Our local council, AVDC, is under siege from property developers and house builders and, with the councils strapped for cash and shedding staff, the planning officers have their work cut out. In addition, the Council’s ecologists have been cut back from three plus a manager to one, and he has been moved to planning. In the context of the current attack on the Green Belt it seems that, as far as government is concerned at national and local level, the environment and our landscape are to be treated as short-term political issues rather than essential assets to be protected for future generations.
Governments at all levels act on what they believe will gain them votes which suggests that, when it comes down to it, they don’t think there are votes in being green.
The immediate issue is house building on new green-field sites in our area: the towns of Aylesbury and Thame and the villages of Long Crendon, Chearsley, Haddenham and Waddesdon are all subject to multiple planning applications and new estates are springing up like mushrooms on agricultural land, reducing the green space between settlements.
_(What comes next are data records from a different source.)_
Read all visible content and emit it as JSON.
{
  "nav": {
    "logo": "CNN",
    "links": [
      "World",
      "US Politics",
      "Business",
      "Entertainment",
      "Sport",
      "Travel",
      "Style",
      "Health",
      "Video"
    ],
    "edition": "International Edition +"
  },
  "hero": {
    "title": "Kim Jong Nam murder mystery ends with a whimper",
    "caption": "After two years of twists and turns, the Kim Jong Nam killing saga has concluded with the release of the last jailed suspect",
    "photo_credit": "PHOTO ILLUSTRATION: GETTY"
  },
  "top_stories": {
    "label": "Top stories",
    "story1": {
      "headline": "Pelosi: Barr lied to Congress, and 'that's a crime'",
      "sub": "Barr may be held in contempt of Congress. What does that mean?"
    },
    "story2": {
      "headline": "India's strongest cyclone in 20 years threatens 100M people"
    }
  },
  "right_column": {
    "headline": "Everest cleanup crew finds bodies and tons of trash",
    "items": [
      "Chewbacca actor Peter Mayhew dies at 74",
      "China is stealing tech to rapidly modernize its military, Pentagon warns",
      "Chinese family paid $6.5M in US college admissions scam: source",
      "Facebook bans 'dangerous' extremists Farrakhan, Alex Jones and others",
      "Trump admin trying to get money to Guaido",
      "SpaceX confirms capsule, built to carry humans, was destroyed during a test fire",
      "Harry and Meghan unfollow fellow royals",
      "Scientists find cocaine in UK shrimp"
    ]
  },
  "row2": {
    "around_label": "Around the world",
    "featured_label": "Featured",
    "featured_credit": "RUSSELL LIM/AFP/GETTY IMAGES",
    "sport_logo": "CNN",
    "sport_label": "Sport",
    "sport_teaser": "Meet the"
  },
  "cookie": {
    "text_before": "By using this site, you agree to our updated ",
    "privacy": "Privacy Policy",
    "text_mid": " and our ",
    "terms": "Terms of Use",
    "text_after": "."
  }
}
Is this what we want? Residents of areas subject to new planning applications are taking action on issues that affect them, but it is on a ‘not in my back-yard’ basis rather than any concerted campaign to reign in development. Do we not also want to have our cake and eat it when it comes to housing? We prefer individual houses to blocks of flats, many of us live in houses that are far bigger than we need and some have second homes which, in turn, mean that workers in attractive areas can’t find affordable homes. However, personal freedom of choice remains paramount and money is the driver when it comes to developing the countryside.
To many tribal cultures, the environment was their life-support system and each community had rules to protect their resources through generations because they understood that they must live within their means, or else go to war with a neighbouring community to gain more land. Human culture is now global and rooted in the idea that growth can be endless because of our technologies, and that environmental resources are free. But there is a cost in environmental degradation of all types, including the loss of countryside, landscape and wildlife: that is our choice.